Ariel Rathaus, traduzione e poesia
In equilibrio tra due lingue

Ariel RathausAriel Rathaus è figura che si pone – per parafrasare la regista Nurith Aviv intervistata qualche tempo fa per Pagine Ebraiche – «entre»: entre Roma, città natale e di formazione, e Gerusalemme dove è approdato con l’aliyah; entre filosofia e tradizione (ha studiato due anni in yeshivà), entre letteratura italiana, ebraica e israeliana. Mentre alla Hebrew University si è occupato di italianistica, di poesia ebraica in Italia nel Rinascimento e nell’epoca barocca tenendo corsi su Boccaccio e su Petrarca, all’Università degli Studi di Milano ha tenuto corsi di cultura ebraica.

Oltre all’insegnamento all’Università Ebraica, un’attività che ti accompagna da molti anni è quella di traduttore, come è cominciata?
Ci sono arrivato negli Anni ottanta, traducendo in italiano un libro di saggi di Yeshayahu Leibowitz. Successivamente mi sono occupato soprattutto di poesia, ho cominciato con Amichai poi Meir Wieseltier, Natan Zach, ma ci sono state anche due novelle di Agnon uscite da Adelphi. Viceversa le mie traduzioni dall’italiano all’ebraico comprendono più prosa che poesia, anche se ho comunque cominciato da quella, preparando un’antologia di poeti italiani dei primi del Novecento, il cui filo conduttore erano i poeti innovatori: i futuristi, Dino Campana, il primo Ungaretti. Questa antologia riscosse un certo successo perché in Israele c’è un debole per la poesia avanguardistica dei primi del Novecento attraverso il futurismo russo. Tre anni fa ho curato un’antologia di poesie di Primo Levi. Ha suscitato molto interesse perché qui non si sapeva nulla della produzione poetica di Levi, fatta eccezione per la poesia posta in esergo a Se questo è un uomo. Per quanto riguarda la prosa ho tradotto alcuni classici. All’inizio insieme a Gaio Sciloni, con cui abbiamo tradotto La coscienza di Zeno di Svevo, successivamente ho ripreso in mano e portato a termine la sua traduzione del Decamerone di Boccaccio, che era rimasta incompiuta. Da allora ho preso due direzioni. Da una parte mi sono occupato della traduzione di grandi classici: La scienza nuova di Vico e poi il Dialogo dei massimi sistemi di Galileo, cui ho lavorato per cinque anni e che ancora non è uscito. Parallelamente ho tradotto grandi classici moderni, come Calvino, e altri libri di Svevo.

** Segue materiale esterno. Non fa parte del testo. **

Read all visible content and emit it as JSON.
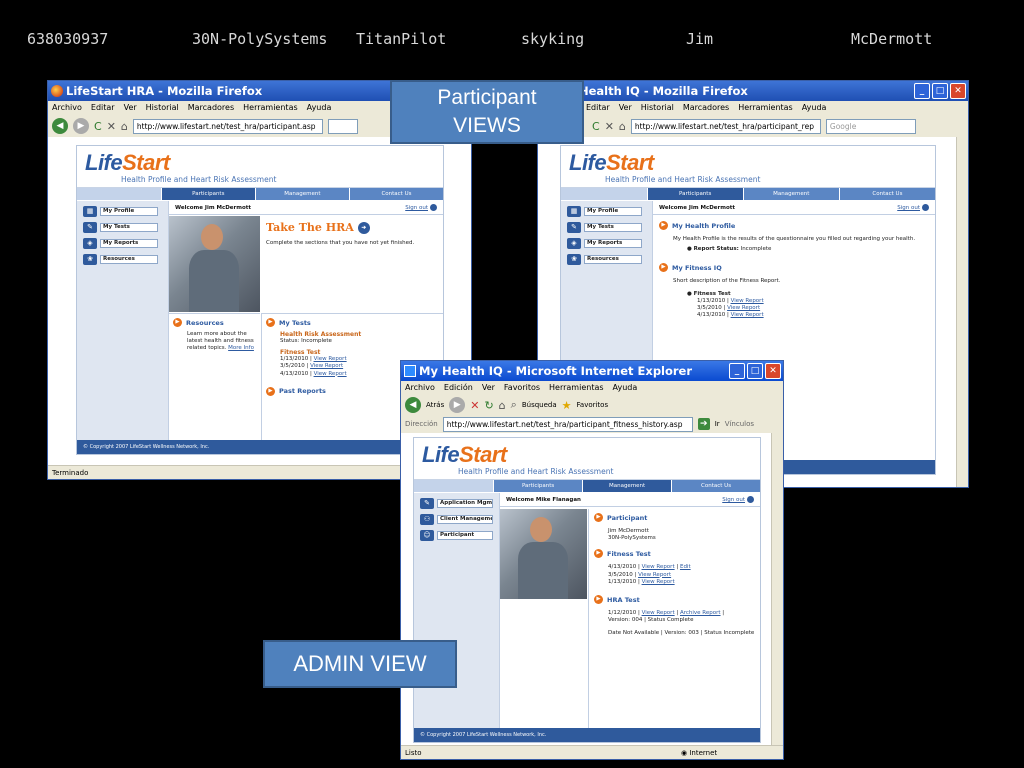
{
  "header": {
    "id": "638030937",
    "company": "30N-PolySystems",
    "product": "TitanPilot",
    "username": "skyking",
    "first_name": "Jim",
    "last_name": "McDermott"
  },
  "callouts": {
    "participant": "Participant VIEWS",
    "admin": "ADMIN VIEW"
  },
  "win1": {
    "title": "LifeStart HRA - Mozilla Firefox",
    "menu": [
      "Archivo",
      "Editar",
      "Ver",
      "Historial",
      "Marcadores",
      "Herramientas",
      "Ayuda"
    ],
    "url": "http://www.lifestart.net/test_hra/participant.asp",
    "status": "Terminado"
  },
  "win2": {
    "title": "My Health IQ - Mozilla Firefox",
    "menu": [
      "Editar",
      "Ver",
      "Historial",
      "Marcadores",
      "Herramientas",
      "Ayuda"
    ],
    "url": "http://www.lifestart.net/test_hra/participant_rep",
    "search_placeholder": "Google"
  },
  "win3": {
    "title": "My Health IQ - Microsoft Internet Explorer",
    "menu": [
      "Archivo",
      "Edición",
      "Ver",
      "Favoritos",
      "Herramientas",
      "Ayuda"
    ],
    "toolbar": {
      "back": "Atrás",
      "search": "Búsqueda",
      "favorites": "Favoritos"
    },
    "address_label": "Dirección",
    "url": "http://www.lifestart.net/test_hra/participant_fitness_history.asp",
    "go": "Ir",
    "links": "Vínculos",
    "status": "Listo",
    "zone": "Internet"
  },
  "site": {
    "logo_life": "Life",
    "logo_start": "Start",
    "tagline": "Health Profile and Heart Risk Assessment",
    "tabs": [
      "Participants",
      "Management",
      "Contact Us"
    ],
    "signout": "Sign out",
    "footer": "© Copyright 2007 LifeStart Wellness Network, Inc."
  },
  "participant_nav": [
    "My Profile",
    "My Tests",
    "My Reports",
    "Resources"
  ],
  "page1": {
    "welcome": "Welcome Jim McDermott",
    "take_hra": "Take The HRA",
    "take_hra_desc": "Complete the sections that you have not yet finished.",
    "resources_title": "Resources",
    "resources_desc": "Learn more about the latest health and fitness related topics.",
    "more_info": "More Info",
    "my_tests_title": "My Tests",
    "hra_title": "Health Risk Assessment",
    "hra_status": "Status: Incomplete",
    "fitness_title": "Fitness Test",
    "fitness_dates": [
      "1/13/2010",
      "3/5/2010",
      "4/13/2010"
    ],
    "view_report": "View Report",
    "past_reports": "Past Reports"
  },
  "page2": {
    "welcome": "Welcome Jim McDermott",
    "health_profile_title": "My Health Profile",
    "health_profile_desc": "My Health Profile is the results of the questionnaire you filled out regarding your health.",
    "report_status_label": "Report Status:",
    "report_status_value": "Incomplete",
    "fitness_iq_title": "My Fitness IQ",
    "fitness_iq_desc": "Short description of the Fitness Report.",
    "fitness_test": "Fitness Test",
    "fitness_dates": [
      "1/13/2010",
      "3/5/2010",
      "4/13/2010"
    ],
    "view_report": "View Report"
  },
  "page3": {
    "nav": [
      "Application Mgmt",
      "Client Management",
      "Participant"
    ],
    "welcome": "Welcome Mike Flanagan",
    "participant_title": "Participant",
    "participant_name": "Jim McDermott",
    "participant_company": "30N-PolySystems",
    "fitness_title": "Fitness Test",
    "fitness_dates": [
      "4/13/2010",
      "3/5/2010",
      "1/13/2010"
    ],
    "view_report": "View Report",
    "edit": "Edit",
    "hra_title": "HRA Test",
    "hra_line1_date": "1/12/2010",
    "archive_report": "Archive Report",
    "hra_line1_meta": "Version: 004  |  Status Complete",
    "hra_line2": "Date Not Available  |  Version: 003  |  Status Incomplete"
  }
}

Come vedi questa tua vita al crocevia tra le due lingue? Con quale ti identifichi maggiormente?
Dopo tanti anni sono ancora in dubbio su cosa sia meglio: se tradurre nella lingua che si capisce di più, oppure da questa in una meno familiare. Spesso il problema delle traduzioni è quello di non capire fino in fondo lo spessore dell’originale, le sue risonanze emotive, e lì può aiutare il fatto che sia un madrelingua a sviscerare il testo. L’italiano è la lingua in cui sono cresciuto e ho studiato per tutti gli anni formativi, anche se col tempo ho imparato bene anche l’ebraico, lingua in cui scrivo e nella quale ho persino pubblicato un piccolo libro di poesie, cosa che non mi sognerei mai di fare in italiano.

Perché questo?
Perché l’ebraico è la lingua della mia realtà attuale. E’ in Israele che ho iniziato a pubblicare e quindi mi era naturale farlo nella lingua del paese in cui mi trovavo, in cui mi sentivo maggiormente coinvolto. La mia lingua di scrittura oggi come oggi è l’ebraico, anche se ci ho messo molti decenni ad arrivare a questa sensazione di padronanza.

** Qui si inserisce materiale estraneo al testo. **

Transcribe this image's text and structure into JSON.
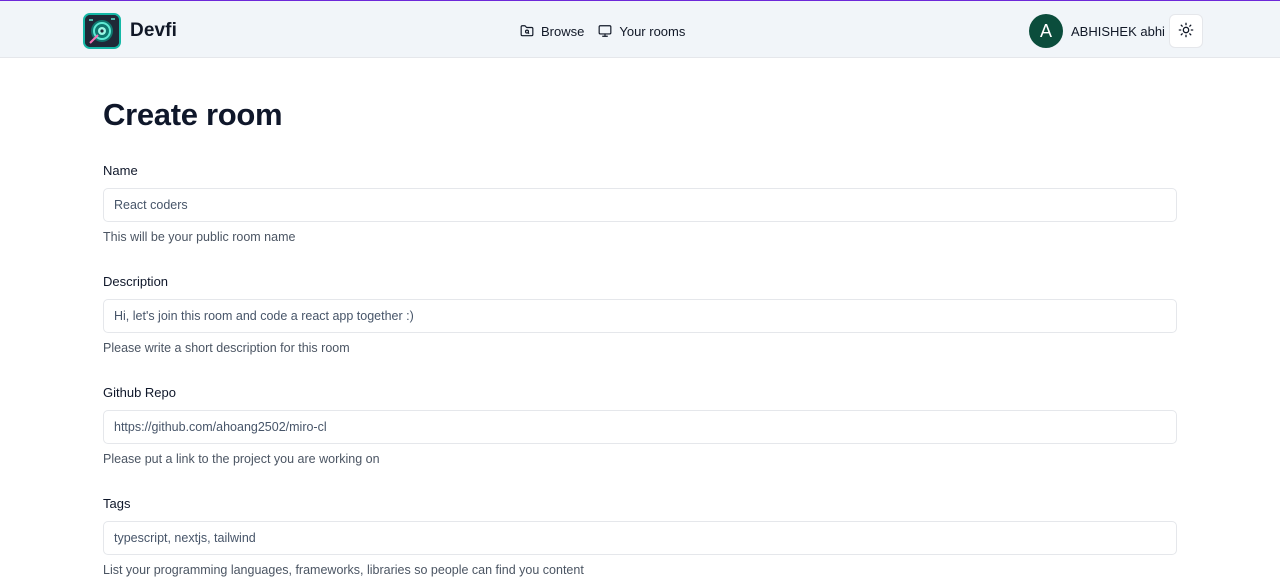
{
  "header": {
    "brand_name": "Devfi",
    "nav": {
      "browse_label": "Browse",
      "your_rooms_label": "Your rooms"
    },
    "user": {
      "avatar_initial": "A",
      "name": "ABHISHEK abhi"
    },
    "theme_toggle_icon": "sun-icon"
  },
  "main": {
    "title": "Create room",
    "fields": [
      {
        "label": "Name",
        "value": "React coders",
        "help": "This will be your public room name"
      },
      {
        "label": "Description",
        "value": "Hi, let's join this room and code a react app together :)",
        "help": "Please write a short description for this room"
      },
      {
        "label": "Github Repo",
        "value": "https://github.com/ahoang2502/miro-cl",
        "help": "Please put a link to the project you are working on"
      },
      {
        "label": "Tags",
        "value": "typescript, nextjs, tailwind",
        "help": "List your programming languages, frameworks, libraries so people can find you content"
      }
    ]
  },
  "colors": {
    "accent_line": "#6d28d9",
    "header_bg": "#f1f5f9",
    "avatar_bg": "#0b4d3c",
    "logo_ring": "#14b8a6"
  }
}
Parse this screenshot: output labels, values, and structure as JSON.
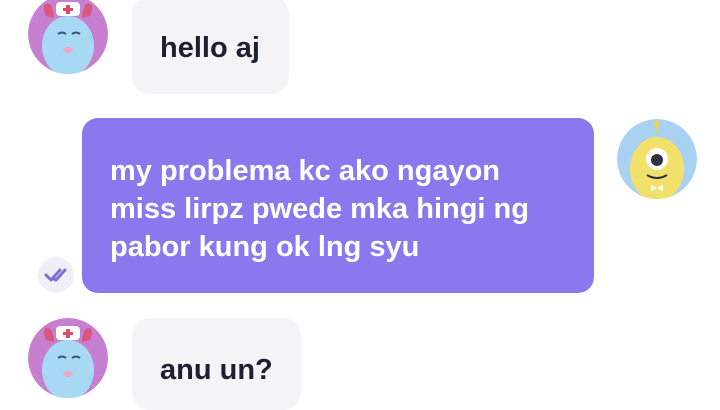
{
  "messages": [
    {
      "sender": "incoming",
      "text": "hello aj",
      "avatar_icon": "nurse-monster-avatar-icon"
    },
    {
      "sender": "outgoing",
      "lines": [
        "my problema kc ako ngayon",
        "miss lirpz pwede mka hingi ng",
        "pabor kung ok lng syu"
      ],
      "avatar_icon": "yellow-alien-avatar-icon",
      "status_icon": "double-check-read-icon"
    },
    {
      "sender": "incoming",
      "text": "anu un?",
      "avatar_icon": "nurse-monster-avatar-icon"
    }
  ],
  "colors": {
    "outgoing_bubble": "#8b78ee",
    "incoming_bubble": "#f4f4f6",
    "incoming_text": "#1d2030",
    "outgoing_text": "#ffffff",
    "read_check": "#7b6fd6"
  }
}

Come s’intitola questa tua raccolta?
Ha un titolo banalissimo, si chiama Sefer zikhronot: Libro di memorie. Nell’introduzione tiro fuori la vecchia storia di Mnemosine, la madre delle Muse, che è anche la dea della memoria. C’è l’idea che a posteriori uno scrive quello che rimane nella memoria, ciò che alla fine era veramente significativo. Sono ricordi sia italiani che israeliani, non memorie in senso stretto. Sono piuttosto esperienze, il mio vaglio per capire quello che merita di essere conservato. È un libro di schegge sottratte alla dimenticanza perché mi è sembrato che valesse la pena di salvarle.

Come viene recepita e che peso ha nella cultura israeliana la letteratura italiana classica e moderna?
Interessa molto, la narrativa soprattutto; di poesia invece ve ne è poca, non c’è neppure Leopardi, o, per meglio dire, vi sono poesie singole, ma non una buona edizione, però c’è interesse, per esempio, per la Divina Commedia di cui in questi ultimi anni sono uscite ben tre nuove traduzioni.

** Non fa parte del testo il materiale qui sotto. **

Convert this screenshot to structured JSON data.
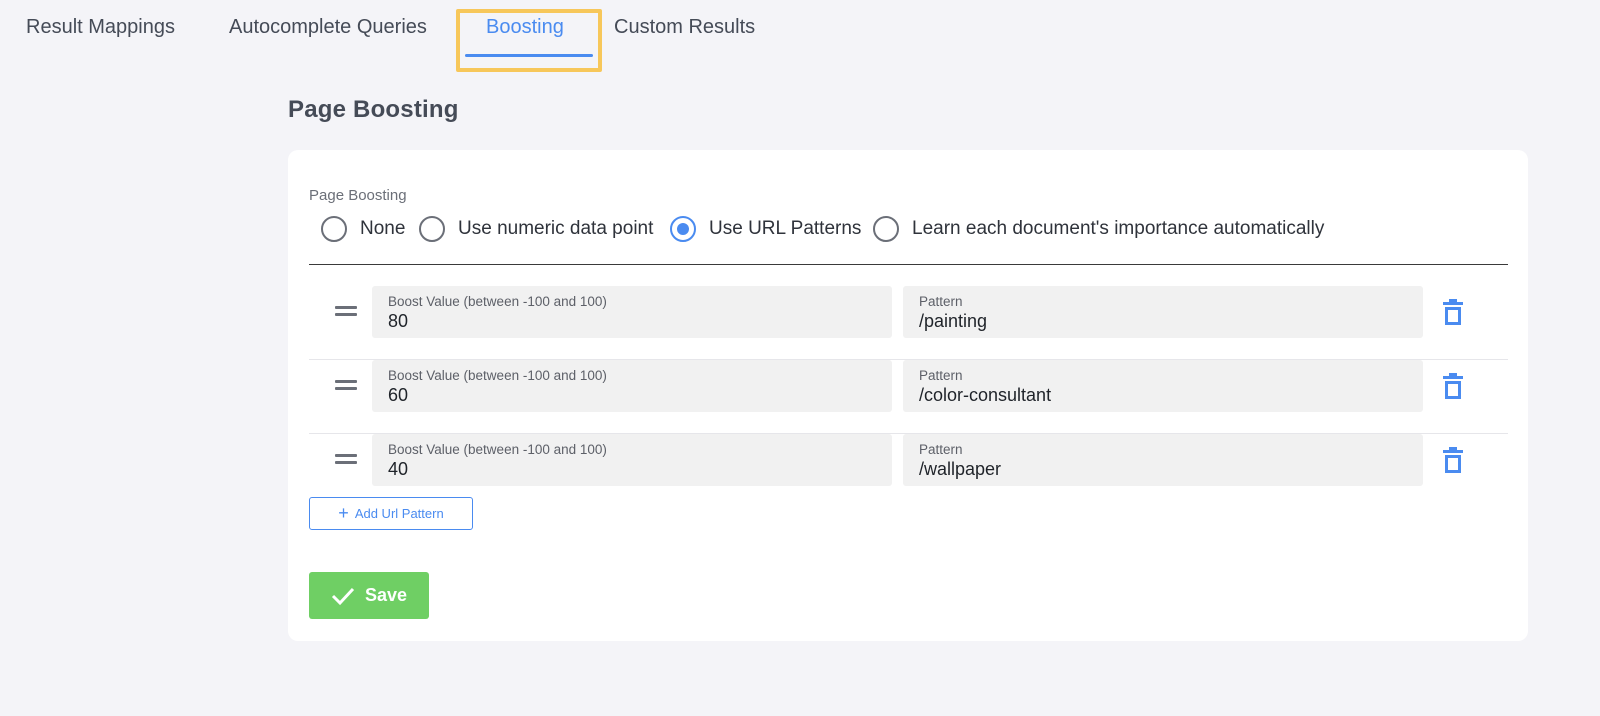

C’è una simmetria tra com’è percepita la letteratura israeliana in Italia e il posto che ha quella italiana in Israele?
Possiamo dire che vi è un interesse reciproco. Parlavamo di Dante, bisogna però dire che vi è anche interesse per la narrativa italiana moderna e contemporanea, per autori quali Bassani, Elsa Morante, Elena Ferrante. Morante è stata un successo enorme, soprattutto La storia. Altri autori amati sono Ginzburg, Tabucchi, per esempio, e persino alcuni testi di Camilleri, ovviamente senza poter riprodurre il siciliano! Tuttavia penso che siano due interessi di tipo diverso. Da parte israeliana è quello per la narrativa di un paese vicino geograficamente, mediterraneo, per il quale di solito c’è un grande amore. Per il successo della narrativa israeliana in Italia penso che ci siano diversi motivi, uno è ovviamente costituito dall’elemento politico. Poi c’è il fatto che la letteratura israeliana è una letteratura ancora genuina, di un paese che vive in maniera molto profonda i problemi, capace di dare dei messaggi significativi, com’era l’Italia degli Anni ’50-60, quella della grande fioritura narrativa del dopoguerra, o come è stato per la scoperta del mondo della letteratura latino-americana. Più un paese è problematico, più la sua vita è problematica, più le arti si irrorano e si fortificano e acquistano più capacità di espressione.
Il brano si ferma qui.